What irony at a time when torrential rain has caused flashed flooding in parts of Britain! Crumbling infrastructure loses over three billion litres a day. That is enough to provide water to 20 million people.

Britain’s privatised water firms are so inefficient that they continue to use medieval-style superstitious divining rods to locate leaks! And the industry is still reeling from a damning 2016 parliamentary report on price fixing worth over £1 billion in additional profit, with regulator Ofwat also implicated.

Continued and careless overexploitation of resources and underinvestment by profit-driven water companies has had a devastating effect on the environment. Between 6% and 15% of UK rivers have already fallen into poor condition as a result of water overuse.

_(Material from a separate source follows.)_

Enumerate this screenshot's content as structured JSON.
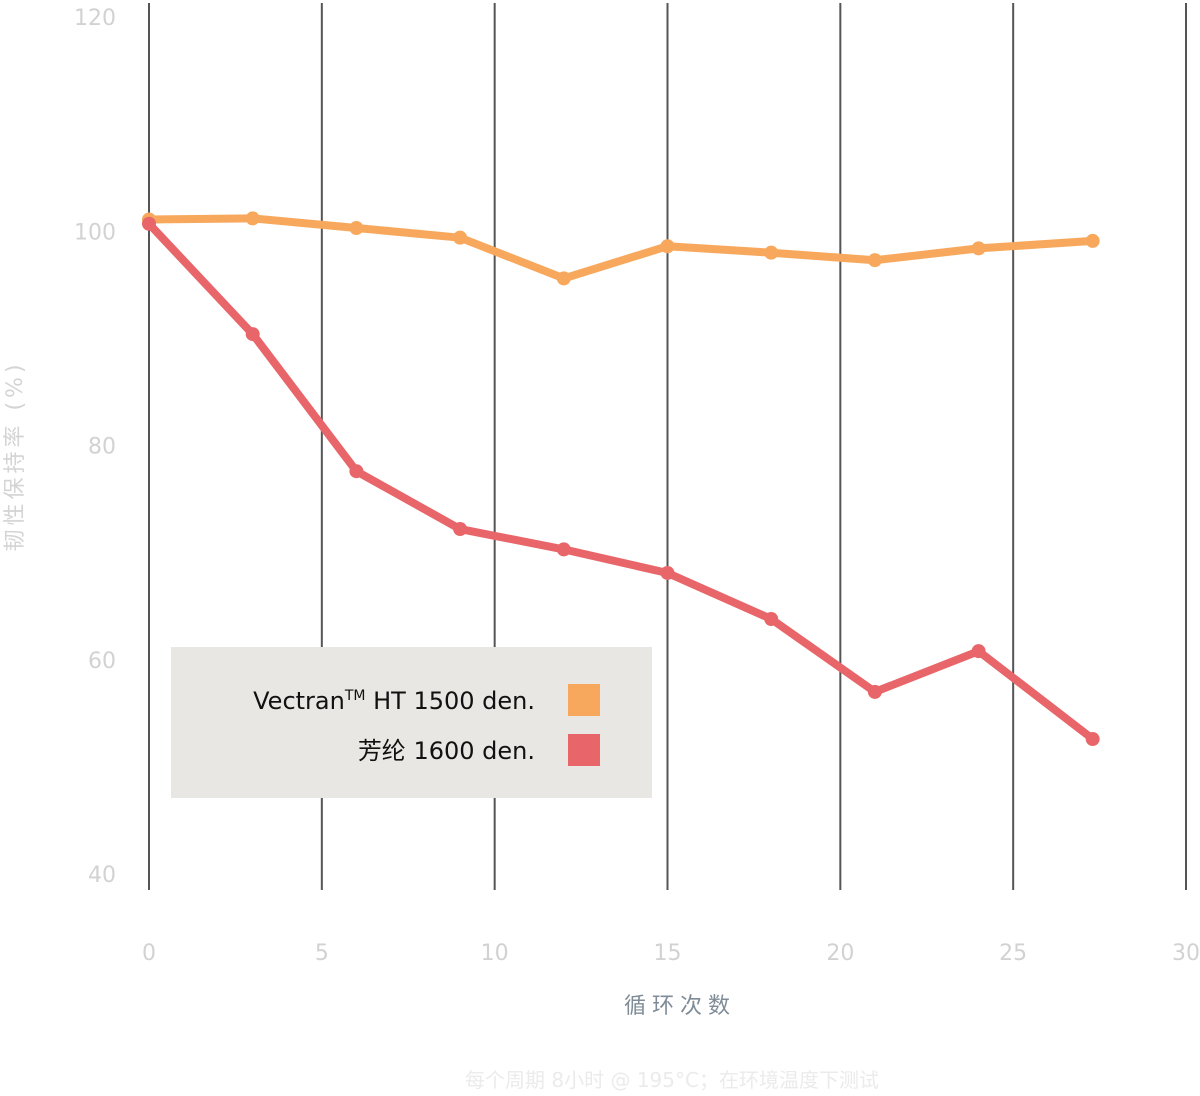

The amount of water taken from 28% of UK groundwater sources is already unsustainable, along with 18% of surface water sources such as rivers. This is a ticking time bomb for Britain’s water ecosystems.

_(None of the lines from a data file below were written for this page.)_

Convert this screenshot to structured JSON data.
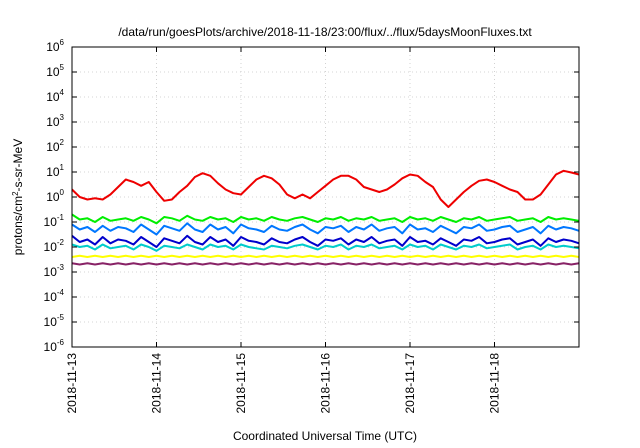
{
  "chart_data": {
    "type": "line",
    "title": "/data/run/goesPlots/archive/2018-11-18/23:00/flux/../flux/5daysMoonFluxes.txt",
    "xlabel": "Coordinated Universal Time (UTC)",
    "ylabel": {
      "base": "protons/cm",
      "sup": "2",
      "rest": "-s-sr-MeV"
    },
    "yscale": "log",
    "ylim_exp": [
      -6,
      6
    ],
    "y_tick_base": "10",
    "y_tick_exponents": [
      "-6",
      "-5",
      "-4",
      "-3",
      "-2",
      "-1",
      "0",
      "1",
      "2",
      "3",
      "4",
      "5",
      "6"
    ],
    "xlim_days": [
      0,
      6
    ],
    "x_tick_labels": [
      "2018-11-13",
      "2018-11-14",
      "2018-11-15",
      "2018-11-16",
      "2018-11-17",
      "2018-11-18"
    ],
    "grid": true,
    "series": [
      {
        "color": "#ee0000",
        "log_values": [
          0.3,
          0.0,
          -0.1,
          -0.05,
          -0.1,
          0.1,
          0.4,
          0.7,
          0.6,
          0.45,
          0.6,
          0.2,
          -0.15,
          -0.1,
          0.2,
          0.45,
          0.8,
          0.95,
          0.85,
          0.55,
          0.3,
          0.15,
          0.1,
          0.4,
          0.7,
          0.85,
          0.75,
          0.5,
          0.1,
          -0.05,
          0.1,
          -0.05,
          0.2,
          0.45,
          0.7,
          0.85,
          0.85,
          0.7,
          0.4,
          0.3,
          0.2,
          0.3,
          0.5,
          0.75,
          0.9,
          0.85,
          0.6,
          0.4,
          -0.1,
          -0.4,
          -0.1,
          0.2,
          0.45,
          0.65,
          0.7,
          0.6,
          0.45,
          0.3,
          0.2,
          -0.1,
          -0.1,
          0.1,
          0.5,
          0.9,
          1.05,
          0.98,
          0.9
        ]
      },
      {
        "color": "#00ee00",
        "log_values": [
          -0.7,
          -0.9,
          -0.85,
          -1.0,
          -0.8,
          -0.95,
          -0.9,
          -0.85,
          -0.95,
          -0.8,
          -0.9,
          -1.05,
          -0.8,
          -0.85,
          -0.95,
          -0.75,
          -0.9,
          -0.95,
          -0.8,
          -0.9,
          -0.85,
          -1.0,
          -0.8,
          -0.9,
          -0.85,
          -0.95,
          -0.8,
          -0.9,
          -0.95,
          -0.85,
          -0.8,
          -0.9,
          -1.0,
          -0.85,
          -0.9,
          -0.8,
          -0.95,
          -0.85,
          -0.9,
          -0.8,
          -0.95,
          -0.9,
          -0.85,
          -1.0,
          -0.8,
          -0.9,
          -0.85,
          -0.95,
          -0.8,
          -0.9,
          -1.0,
          -0.85,
          -0.9,
          -0.8,
          -0.95,
          -0.9,
          -0.85,
          -0.8,
          -0.95,
          -0.9,
          -0.85,
          -1.0,
          -0.8,
          -0.9,
          -0.85,
          -0.9,
          -0.95
        ]
      },
      {
        "color": "#0077ff",
        "log_values": [
          -1.1,
          -1.3,
          -1.2,
          -1.4,
          -1.15,
          -1.35,
          -1.2,
          -1.25,
          -1.4,
          -1.1,
          -1.3,
          -1.5,
          -1.15,
          -1.25,
          -1.35,
          -1.05,
          -1.3,
          -1.4,
          -1.1,
          -1.3,
          -1.2,
          -1.45,
          -1.1,
          -1.25,
          -1.3,
          -1.4,
          -1.15,
          -1.3,
          -1.35,
          -1.2,
          -1.1,
          -1.3,
          -1.45,
          -1.2,
          -1.25,
          -1.15,
          -1.4,
          -1.2,
          -1.3,
          -1.1,
          -1.35,
          -1.25,
          -1.2,
          -1.45,
          -1.1,
          -1.3,
          -1.25,
          -1.4,
          -1.15,
          -1.3,
          -1.45,
          -1.2,
          -1.25,
          -1.1,
          -1.35,
          -1.3,
          -1.2,
          -1.15,
          -1.4,
          -1.3,
          -1.2,
          -1.45,
          -1.15,
          -1.3,
          -1.2,
          -1.25,
          -1.35
        ]
      },
      {
        "color": "#0000cc",
        "log_values": [
          -1.55,
          -1.8,
          -1.7,
          -1.9,
          -1.6,
          -1.85,
          -1.7,
          -1.75,
          -1.9,
          -1.6,
          -1.8,
          -2.0,
          -1.65,
          -1.75,
          -1.85,
          -1.55,
          -1.8,
          -1.9,
          -1.6,
          -1.8,
          -1.7,
          -1.95,
          -1.6,
          -1.75,
          -1.8,
          -1.9,
          -1.65,
          -1.8,
          -1.85,
          -1.7,
          -1.6,
          -1.8,
          -1.95,
          -1.7,
          -1.75,
          -1.65,
          -1.9,
          -1.7,
          -1.8,
          -1.6,
          -1.85,
          -1.75,
          -1.7,
          -1.95,
          -1.6,
          -1.8,
          -1.75,
          -1.9,
          -1.65,
          -1.8,
          -1.95,
          -1.7,
          -1.75,
          -1.6,
          -1.85,
          -1.8,
          -1.7,
          -1.65,
          -1.9,
          -1.8,
          -1.7,
          -1.95,
          -1.65,
          -1.8,
          -1.7,
          -1.75,
          -1.85
        ]
      },
      {
        "color": "#00cccc",
        "log_values": [
          -1.9,
          -2.0,
          -1.95,
          -2.1,
          -1.9,
          -2.05,
          -2.0,
          -1.95,
          -2.1,
          -1.9,
          -2.0,
          -2.15,
          -1.95,
          -2.0,
          -2.05,
          -1.9,
          -2.0,
          -2.1,
          -1.9,
          -2.0,
          -1.95,
          -2.1,
          -1.9,
          -2.0,
          -2.05,
          -2.1,
          -1.95,
          -2.0,
          -2.05,
          -1.95,
          -1.9,
          -2.0,
          -2.1,
          -1.95,
          -2.0,
          -1.9,
          -2.1,
          -1.95,
          -2.0,
          -1.9,
          -2.05,
          -2.0,
          -1.95,
          -2.1,
          -1.9,
          -2.0,
          -1.95,
          -2.1,
          -1.9,
          -2.0,
          -2.1,
          -1.95,
          -2.0,
          -1.9,
          -2.05,
          -2.0,
          -1.95,
          -1.9,
          -2.1,
          -2.0,
          -1.95,
          -2.1,
          -1.9,
          -2.0,
          -1.95,
          -2.0,
          -2.05
        ]
      },
      {
        "color": "#ffff00",
        "log_values": [
          -2.4,
          -2.35,
          -2.4,
          -2.35,
          -2.4,
          -2.35,
          -2.4,
          -2.35,
          -2.4,
          -2.35,
          -2.4,
          -2.35,
          -2.4,
          -2.35,
          -2.4,
          -2.35,
          -2.4,
          -2.35,
          -2.4,
          -2.35,
          -2.4,
          -2.35,
          -2.4,
          -2.35,
          -2.4,
          -2.35,
          -2.4,
          -2.35,
          -2.4,
          -2.35,
          -2.4,
          -2.35,
          -2.4,
          -2.35,
          -2.4,
          -2.35,
          -2.4,
          -2.35,
          -2.4,
          -2.35,
          -2.4,
          -2.35,
          -2.4,
          -2.35,
          -2.4,
          -2.35,
          -2.4,
          -2.35,
          -2.4,
          -2.35,
          -2.4,
          -2.35,
          -2.4,
          -2.35,
          -2.4,
          -2.35,
          -2.4,
          -2.35,
          -2.4,
          -2.35,
          -2.4,
          -2.35,
          -2.4,
          -2.35,
          -2.4,
          -2.35,
          -2.4
        ]
      },
      {
        "color": "#882266",
        "log_values": [
          -2.65,
          -2.7,
          -2.65,
          -2.7,
          -2.65,
          -2.7,
          -2.65,
          -2.7,
          -2.65,
          -2.7,
          -2.65,
          -2.7,
          -2.65,
          -2.7,
          -2.65,
          -2.7,
          -2.65,
          -2.7,
          -2.65,
          -2.7,
          -2.65,
          -2.7,
          -2.65,
          -2.7,
          -2.65,
          -2.7,
          -2.65,
          -2.7,
          -2.65,
          -2.7,
          -2.65,
          -2.7,
          -2.65,
          -2.7,
          -2.65,
          -2.7,
          -2.65,
          -2.7,
          -2.65,
          -2.7,
          -2.65,
          -2.7,
          -2.65,
          -2.7,
          -2.65,
          -2.7,
          -2.65,
          -2.7,
          -2.65,
          -2.7,
          -2.65,
          -2.7,
          -2.65,
          -2.7,
          -2.65,
          -2.7,
          -2.65,
          -2.7,
          -2.65,
          -2.7,
          -2.65,
          -2.7,
          -2.65,
          -2.7,
          -2.65,
          -2.7,
          -2.65
        ]
      }
    ]
  }
}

As their profits grow, and amid criticisms of tax breaks and inflated charges, water companies have put shareholder dividends above infrastructure repair, and above the rights of ordinary people to clean and sustainable water sources – as well as our right to enjoy an unspoiled environment.

Capitalism, a system that prioritises accumulation of wealth at all costs, has been shown again and again to be unable to provide the necessities of life to the vast majority of people. By paying out shareholder dividends while their leaky pipes waste billions of litres, drying up our river ecosystems, water companies have demonstrated this yet again.

Under socialism, water companies, along with all other big firms currently profiting from basic human needs, would be nationalised under democratic workers’ control and management. The use of water and other natural resources would be democratically planned.

Large-scale introduction of sustainable water sources, along with renewable energy sources that reduce the need for cooling water, and a crash programme of pipe improvement, would be easily possible under a system driven by the needs of the majority, not the profits of the few.